Cuando leía, sus ojos corrían a lo largo de la página y su mente percibía el sentido, mas la voz y la lengua se quedaban inmóviles. A menudo, hallándonos allí – cualquiera podía entrar, pues no se solía anunciar la llegada de un visitante – lo observábamos mientras leía, o en silencio, nunca de otra forma, y tras quedarnos sentados silenciosamente – ¿quién se atrevería a turbar una concentración tan intensa? – nos íbamos conjeturando que, en ese rato de tiempo en el que conseguia dedicarse a relajar su mente, libre por fin del ruido de los problemas ajenos, no querría ser distraído ni explicar a un oyente atento e interesado algún pasaje oscuro del texto que estaba leyendo, ni discutir sobre alguna cuestión particularmente difícil, acabando por perder, de tal modo, una parte del tiempo destinado a la lectura, a pesar de que resultara mucho más probable el hecho de que habría empleado ese tipo de lectura silenciosa para ahorrar la voz, que se le debilitaba con gran facilidad. No importaba la razón por la que lo hiciera, para un hombre así no podía ser sino buena”.
De este modo narra San Agustín en el capítulo Vl de sus “Confesiones” la forma en que leía San Ambrosio, aquel personaje que fascinó y atrajo vital y esencialmente al que luego sería obispo de Hipona.

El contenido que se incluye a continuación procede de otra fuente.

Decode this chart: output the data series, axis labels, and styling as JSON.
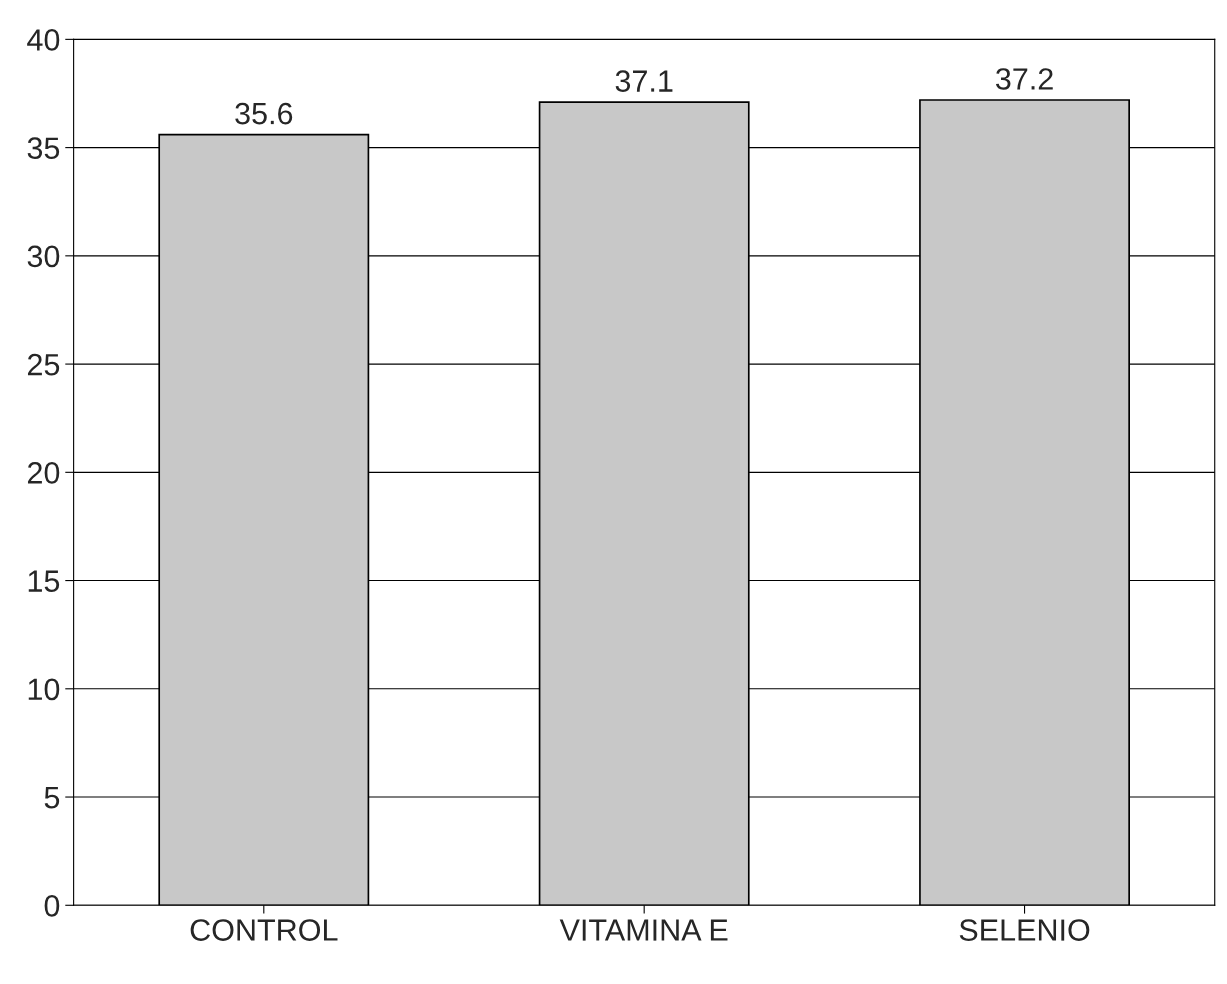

“Muy a menudo – evoca Steiner en “Presencias reales” (Destino) – lo que viene a llamarnos lo hace sin ser invitado. Incluso cuando hay una buena disposición, como en la sala de concierto, en el museo, en ocasión de una lectura, la verdadera entrada en nosotros no ocurrirá por un acto de voluntad”. Entra en nosotros ese invitado en la noche atravesando la habitación de la mente, rozando la luz de las pantallas, apenas haciendo ruido entre los muebles de las distracciones y se queda allí, en la música, en el fondo del cuadro, en el fondo de la página, y empieza a hablarnos – silencio y lenguaje, lenguaje y silencio – hasta atraernos, hasta convertirnos en su íntima amistad.